Estamos assistindo a crise da abertura financeira e comercial dos países subdesenvolvidos, os chamados "emergentes". A velocidade fantástica dos contágios sucessivos é um fato novo, decorrente da integração dos mercados e da ausência de mecanismos regulatórios eficazes. Mas a natureza da crise está nas reformas liberalizantes impostas aos países subdesenvolvidos pela agenda neoliberal.
A origem e epicentro da crise é o Sudeste Asiático. Neste momento, a Coréia parece ser a próxima vítima de um ataque especulativo, que poderá forçar uma desvalorização selvagem da moeda. O sistema bancário da região, incluindo o Japão, deverá enfrentar uma inadimplência monumental, estimada em até US$ 600 bilhões. Portanto, a instabilidade financeira internacional poderá ser prolongada, impondo severas restrições econômicas aos países subdesenvolvidos.

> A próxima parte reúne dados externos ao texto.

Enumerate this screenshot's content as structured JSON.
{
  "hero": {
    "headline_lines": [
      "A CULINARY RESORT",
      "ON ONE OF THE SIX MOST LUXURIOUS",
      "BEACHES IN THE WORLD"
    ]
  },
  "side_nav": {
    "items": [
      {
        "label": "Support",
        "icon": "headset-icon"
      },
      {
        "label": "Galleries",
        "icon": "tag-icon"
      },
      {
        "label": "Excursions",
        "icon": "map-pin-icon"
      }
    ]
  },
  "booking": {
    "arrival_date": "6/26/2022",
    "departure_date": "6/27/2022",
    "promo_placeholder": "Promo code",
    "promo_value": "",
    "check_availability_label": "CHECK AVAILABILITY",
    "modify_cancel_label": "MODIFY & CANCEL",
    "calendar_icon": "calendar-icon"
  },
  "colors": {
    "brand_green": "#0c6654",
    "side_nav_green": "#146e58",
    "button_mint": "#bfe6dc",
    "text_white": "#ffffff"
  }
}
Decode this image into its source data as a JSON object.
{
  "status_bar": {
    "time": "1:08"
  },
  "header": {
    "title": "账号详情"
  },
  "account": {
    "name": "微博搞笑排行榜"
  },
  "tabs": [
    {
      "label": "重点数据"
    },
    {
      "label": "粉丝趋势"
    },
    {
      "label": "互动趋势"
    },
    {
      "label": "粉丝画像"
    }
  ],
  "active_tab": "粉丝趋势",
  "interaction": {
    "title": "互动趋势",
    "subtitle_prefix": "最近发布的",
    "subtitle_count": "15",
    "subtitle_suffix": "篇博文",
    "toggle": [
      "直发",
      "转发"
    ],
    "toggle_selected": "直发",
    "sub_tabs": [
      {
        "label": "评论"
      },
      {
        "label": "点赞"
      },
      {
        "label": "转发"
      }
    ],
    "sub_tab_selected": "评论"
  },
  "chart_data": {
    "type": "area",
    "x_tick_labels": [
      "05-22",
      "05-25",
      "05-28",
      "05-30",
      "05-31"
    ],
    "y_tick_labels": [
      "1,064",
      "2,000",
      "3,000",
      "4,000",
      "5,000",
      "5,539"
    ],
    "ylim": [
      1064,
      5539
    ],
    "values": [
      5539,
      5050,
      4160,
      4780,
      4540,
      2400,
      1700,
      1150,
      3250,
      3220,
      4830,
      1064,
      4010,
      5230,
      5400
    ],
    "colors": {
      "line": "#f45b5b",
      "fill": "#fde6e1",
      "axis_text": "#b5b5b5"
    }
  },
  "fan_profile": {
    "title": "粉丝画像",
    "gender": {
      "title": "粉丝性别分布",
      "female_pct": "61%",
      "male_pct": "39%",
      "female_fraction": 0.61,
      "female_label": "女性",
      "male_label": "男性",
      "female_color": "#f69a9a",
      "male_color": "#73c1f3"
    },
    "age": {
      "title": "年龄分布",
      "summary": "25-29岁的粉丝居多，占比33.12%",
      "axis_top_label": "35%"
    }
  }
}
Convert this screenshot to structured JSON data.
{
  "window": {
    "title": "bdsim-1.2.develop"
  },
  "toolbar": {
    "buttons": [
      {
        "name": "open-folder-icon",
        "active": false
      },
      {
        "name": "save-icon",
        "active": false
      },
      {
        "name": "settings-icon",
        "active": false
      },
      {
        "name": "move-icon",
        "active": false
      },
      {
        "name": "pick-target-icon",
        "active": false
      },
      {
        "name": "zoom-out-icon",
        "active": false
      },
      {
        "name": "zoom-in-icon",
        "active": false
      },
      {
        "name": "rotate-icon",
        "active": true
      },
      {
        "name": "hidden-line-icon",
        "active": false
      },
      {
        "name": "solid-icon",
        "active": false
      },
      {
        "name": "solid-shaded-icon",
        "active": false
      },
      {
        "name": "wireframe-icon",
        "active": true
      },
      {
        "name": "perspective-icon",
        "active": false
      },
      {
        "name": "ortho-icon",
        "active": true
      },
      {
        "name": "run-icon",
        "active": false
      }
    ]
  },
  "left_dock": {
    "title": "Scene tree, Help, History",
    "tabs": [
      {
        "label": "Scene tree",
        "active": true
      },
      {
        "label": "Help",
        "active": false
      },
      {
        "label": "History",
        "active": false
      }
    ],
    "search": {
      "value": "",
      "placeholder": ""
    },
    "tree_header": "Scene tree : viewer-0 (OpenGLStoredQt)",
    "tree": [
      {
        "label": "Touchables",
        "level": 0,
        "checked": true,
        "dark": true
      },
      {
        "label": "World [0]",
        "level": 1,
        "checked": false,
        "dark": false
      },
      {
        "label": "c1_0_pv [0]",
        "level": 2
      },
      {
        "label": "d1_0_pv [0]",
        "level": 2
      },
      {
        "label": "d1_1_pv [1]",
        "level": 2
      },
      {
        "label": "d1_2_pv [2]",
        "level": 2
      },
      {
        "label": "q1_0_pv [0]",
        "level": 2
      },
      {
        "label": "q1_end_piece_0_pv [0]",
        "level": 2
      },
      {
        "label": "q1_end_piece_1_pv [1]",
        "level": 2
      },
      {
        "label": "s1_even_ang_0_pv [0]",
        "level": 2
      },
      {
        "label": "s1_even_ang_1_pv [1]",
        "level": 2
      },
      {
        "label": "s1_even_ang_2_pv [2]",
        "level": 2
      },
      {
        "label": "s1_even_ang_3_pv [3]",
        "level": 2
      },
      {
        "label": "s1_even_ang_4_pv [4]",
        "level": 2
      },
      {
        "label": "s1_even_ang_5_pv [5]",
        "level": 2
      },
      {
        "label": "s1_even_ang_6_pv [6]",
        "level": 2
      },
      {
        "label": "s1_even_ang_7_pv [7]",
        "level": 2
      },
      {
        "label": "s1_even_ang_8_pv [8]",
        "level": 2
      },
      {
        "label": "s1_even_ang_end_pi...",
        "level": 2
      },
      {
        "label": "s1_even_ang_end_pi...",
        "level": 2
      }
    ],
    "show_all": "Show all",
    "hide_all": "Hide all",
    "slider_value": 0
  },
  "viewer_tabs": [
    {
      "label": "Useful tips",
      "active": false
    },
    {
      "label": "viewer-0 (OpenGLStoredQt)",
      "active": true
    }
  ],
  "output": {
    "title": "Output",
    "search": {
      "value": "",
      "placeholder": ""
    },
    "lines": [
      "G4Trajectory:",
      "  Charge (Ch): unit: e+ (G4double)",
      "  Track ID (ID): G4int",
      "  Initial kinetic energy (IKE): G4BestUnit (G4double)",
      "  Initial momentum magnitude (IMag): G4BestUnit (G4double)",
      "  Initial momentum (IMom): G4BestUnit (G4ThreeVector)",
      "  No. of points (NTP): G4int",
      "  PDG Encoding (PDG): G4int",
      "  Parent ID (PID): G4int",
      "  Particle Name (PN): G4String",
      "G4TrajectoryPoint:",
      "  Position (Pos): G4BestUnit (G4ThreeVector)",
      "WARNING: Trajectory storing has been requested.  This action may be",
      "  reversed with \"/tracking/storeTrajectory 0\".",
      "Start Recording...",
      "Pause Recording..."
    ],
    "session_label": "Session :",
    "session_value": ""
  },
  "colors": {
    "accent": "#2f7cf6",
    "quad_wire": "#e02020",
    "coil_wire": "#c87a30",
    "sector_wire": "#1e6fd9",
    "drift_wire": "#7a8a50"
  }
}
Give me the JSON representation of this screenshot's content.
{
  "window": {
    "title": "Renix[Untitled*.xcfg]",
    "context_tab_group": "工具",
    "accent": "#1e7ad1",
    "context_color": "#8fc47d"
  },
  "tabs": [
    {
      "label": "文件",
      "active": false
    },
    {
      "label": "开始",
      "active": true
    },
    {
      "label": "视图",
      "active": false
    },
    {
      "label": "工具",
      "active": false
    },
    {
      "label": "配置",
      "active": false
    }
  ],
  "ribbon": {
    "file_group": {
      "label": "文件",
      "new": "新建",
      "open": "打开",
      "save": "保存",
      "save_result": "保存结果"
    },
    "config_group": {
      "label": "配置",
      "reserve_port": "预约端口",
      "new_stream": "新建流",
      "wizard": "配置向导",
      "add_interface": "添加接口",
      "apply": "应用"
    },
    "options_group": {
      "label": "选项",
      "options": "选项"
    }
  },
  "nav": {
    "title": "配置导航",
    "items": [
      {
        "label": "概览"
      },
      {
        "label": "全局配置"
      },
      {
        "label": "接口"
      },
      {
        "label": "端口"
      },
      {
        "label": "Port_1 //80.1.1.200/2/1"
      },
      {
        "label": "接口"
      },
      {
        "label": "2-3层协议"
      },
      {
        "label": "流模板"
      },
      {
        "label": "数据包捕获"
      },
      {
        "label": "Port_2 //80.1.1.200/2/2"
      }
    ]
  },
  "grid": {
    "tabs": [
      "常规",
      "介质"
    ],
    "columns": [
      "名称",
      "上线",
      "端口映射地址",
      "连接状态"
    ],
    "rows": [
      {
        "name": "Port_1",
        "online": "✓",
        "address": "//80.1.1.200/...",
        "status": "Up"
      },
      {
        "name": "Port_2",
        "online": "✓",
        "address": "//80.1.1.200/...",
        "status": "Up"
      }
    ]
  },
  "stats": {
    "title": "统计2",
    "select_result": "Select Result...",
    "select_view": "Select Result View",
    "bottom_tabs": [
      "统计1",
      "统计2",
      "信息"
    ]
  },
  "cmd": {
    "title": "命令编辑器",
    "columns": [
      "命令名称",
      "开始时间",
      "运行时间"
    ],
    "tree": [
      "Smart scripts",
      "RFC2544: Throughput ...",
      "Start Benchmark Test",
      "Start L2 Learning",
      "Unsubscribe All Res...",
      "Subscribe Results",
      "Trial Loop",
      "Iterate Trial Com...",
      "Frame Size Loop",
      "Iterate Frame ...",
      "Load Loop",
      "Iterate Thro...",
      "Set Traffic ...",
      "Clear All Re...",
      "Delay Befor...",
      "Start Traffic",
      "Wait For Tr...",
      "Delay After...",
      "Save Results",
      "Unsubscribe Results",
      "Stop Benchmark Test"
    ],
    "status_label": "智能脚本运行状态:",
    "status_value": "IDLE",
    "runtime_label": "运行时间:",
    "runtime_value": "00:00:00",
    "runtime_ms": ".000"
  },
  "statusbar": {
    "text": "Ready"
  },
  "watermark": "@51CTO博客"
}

Na crise está ocorrendo o fenômeno clássico da fuga indiferenciada, uma saída desordenada dos países "emergentes" e uma procura crescente por aplicações seguras, especialmente os títulos do Tesouro norte-americano (os T-bonds já estão a 6,09% a.a.).
A crise veio de fora, mas o Brasil foi o país mais atingido de toda a economia internacional.
As Bolsas brasileiras desabaram, com perdas significativas de reservas. Estamos sofrendo uma crise de confiança na moeda.
A política econômica do governo centrada na âncora cambial/juros elevados permitiu uma estabilidade dos preços, decorrente do crescimento explosivo das importações que pressionavam os preços internos. Entre 1994 e 1996, as importações cresceram 22,5% a.a., passando do patamar de US$ 25 bilhões em 1993 para aproximadamente US$ 63 bilhões em 1997. As importações de bens de consumo cresceram 31,1% e as exportações mantiveram uma taxa de apenas 4,7% ao ano.
A estabilização dos preços foi acompanhada de profundos desequilíbrios nos fundamentos macroeconômicos. Uma vulnerabilidade cambial crescente, com um déficit de transações correntes que passou de US$ 1,7 bilhão em 1994 para US$ 34 bilhões em 1997.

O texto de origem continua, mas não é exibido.